Thanksgiving is pretty much exclusively dedicated to pigging out, so portions matter. Whether you're cooking for a family of four or a crowd of 24, it's worth your time to calculate how much food you'll need before hitting up the grocery store and toiling away in the kitchen.This way you're guaranteed to avoid coming up short (and to prevent a family fight over the last slice of pumpkin pie). Crunching the numbers ahead of time can also help you determine how many people you can afford to invite.
To ensure your holiday dinner is memorable for the right reasons, we found a few handy calculations and calculators to use. (Remember, these are rough guidelines. Please adjust accordingly if your family is comprised of amateur competitive eaters.)
Generally, the more appetizers or side dishes you make, the smaller portions you'll need of each. For appetizers, Cooking for Crowds for Dummies (who knew such a book existed?) recommends serving at least four different starters, and six to eight pieces per person. A few tricks? Dips are way less time-consuming to make, like this crowd-pleasing cheesy artichoke and spinach recipe. And stocking up on lots of pickles and olives will fill in any gaps.
For sides, Cooking for Crowds provides a handy breakdown:
Veggies: 3 to 4 ounces of each per person
Potatoes or yams: 1 per person
Rice, grains, or stuffing: 1 1/2 ounces per person
The Almighty Turkey
The turkey is the star of the Thanksgiving show, and Butterball doesn't want you to screw it up. The company's website features a "Plan Perfect Portions" calculator to help you nail down the size of the turkey you'll need. It's a great tool because it's nuanced, letting you account for the number of adults and children you'll be serving and whether or not you want leftovers. It even asks if you're cooking for "big eaters" or "light eaters." (Light eaters on Thanksgiving? Really?) So for example, if you're serving 20 adults and 5 children labeled "big eaters," you'll need to shell out for 33 pounds of turkey (45 if you'd like leftovers). Once you know how much bird to buy, the site offers more tools to help you determine turkey thawing and cooking times.
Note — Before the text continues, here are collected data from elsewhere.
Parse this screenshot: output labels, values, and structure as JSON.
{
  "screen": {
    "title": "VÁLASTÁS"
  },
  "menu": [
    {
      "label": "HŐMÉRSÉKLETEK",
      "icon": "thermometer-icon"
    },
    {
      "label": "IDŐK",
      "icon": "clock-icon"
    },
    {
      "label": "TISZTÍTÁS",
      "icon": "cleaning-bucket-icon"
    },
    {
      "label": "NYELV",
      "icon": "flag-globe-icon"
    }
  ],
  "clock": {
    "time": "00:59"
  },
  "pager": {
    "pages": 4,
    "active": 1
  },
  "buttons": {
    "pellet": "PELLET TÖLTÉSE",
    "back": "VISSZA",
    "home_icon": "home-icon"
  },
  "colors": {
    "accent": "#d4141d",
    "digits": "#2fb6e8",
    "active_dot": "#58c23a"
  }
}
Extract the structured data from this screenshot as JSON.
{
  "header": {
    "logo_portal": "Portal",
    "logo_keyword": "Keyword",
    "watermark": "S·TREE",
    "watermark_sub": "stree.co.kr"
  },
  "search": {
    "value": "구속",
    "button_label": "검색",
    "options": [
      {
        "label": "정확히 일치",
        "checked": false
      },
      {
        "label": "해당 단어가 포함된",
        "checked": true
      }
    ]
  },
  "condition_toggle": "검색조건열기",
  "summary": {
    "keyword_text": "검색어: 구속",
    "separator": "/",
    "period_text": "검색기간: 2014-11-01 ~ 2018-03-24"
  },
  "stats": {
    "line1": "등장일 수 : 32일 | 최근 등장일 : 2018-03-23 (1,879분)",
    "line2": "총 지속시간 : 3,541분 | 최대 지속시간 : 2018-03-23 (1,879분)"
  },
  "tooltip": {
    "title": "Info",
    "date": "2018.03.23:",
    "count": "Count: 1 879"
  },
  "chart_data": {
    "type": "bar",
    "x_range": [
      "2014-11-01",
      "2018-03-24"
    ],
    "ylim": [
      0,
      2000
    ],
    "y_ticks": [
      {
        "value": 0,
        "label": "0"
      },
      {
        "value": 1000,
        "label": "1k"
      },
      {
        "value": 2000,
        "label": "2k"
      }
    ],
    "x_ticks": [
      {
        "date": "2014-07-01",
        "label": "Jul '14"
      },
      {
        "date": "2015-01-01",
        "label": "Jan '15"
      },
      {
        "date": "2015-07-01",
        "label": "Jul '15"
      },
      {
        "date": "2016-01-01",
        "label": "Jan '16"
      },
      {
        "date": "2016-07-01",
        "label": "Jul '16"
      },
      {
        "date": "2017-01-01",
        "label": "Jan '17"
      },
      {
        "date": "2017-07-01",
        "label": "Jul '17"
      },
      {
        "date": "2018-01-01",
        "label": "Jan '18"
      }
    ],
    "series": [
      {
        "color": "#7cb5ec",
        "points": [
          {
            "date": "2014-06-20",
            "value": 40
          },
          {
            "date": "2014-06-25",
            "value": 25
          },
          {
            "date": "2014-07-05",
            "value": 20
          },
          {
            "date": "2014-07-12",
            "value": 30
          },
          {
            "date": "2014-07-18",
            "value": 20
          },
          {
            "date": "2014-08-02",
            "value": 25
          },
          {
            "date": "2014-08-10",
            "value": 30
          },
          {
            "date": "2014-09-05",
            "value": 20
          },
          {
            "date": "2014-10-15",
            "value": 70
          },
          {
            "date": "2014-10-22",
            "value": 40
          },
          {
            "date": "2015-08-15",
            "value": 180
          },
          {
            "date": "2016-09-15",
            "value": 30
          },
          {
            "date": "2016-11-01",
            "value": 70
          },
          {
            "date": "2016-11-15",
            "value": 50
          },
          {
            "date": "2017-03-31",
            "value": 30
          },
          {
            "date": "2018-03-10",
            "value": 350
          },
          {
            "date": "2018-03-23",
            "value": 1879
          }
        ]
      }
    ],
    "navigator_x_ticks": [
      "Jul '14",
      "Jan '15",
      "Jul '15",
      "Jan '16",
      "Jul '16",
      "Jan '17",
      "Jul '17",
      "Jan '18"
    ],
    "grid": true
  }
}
Sure, you can serve cake or cookies at Thanksgiving … as long as there's also pie, lots and lots of pie. Whether you serve pumpkin, sweet potato or even apple pie, Cooking For Crowds advises that one 3-inch wedge equals one serving. So two or three 9-inch pies would serve a crowd of 25, depending on how much your guests like dessert. Come to think of it … just make three pies.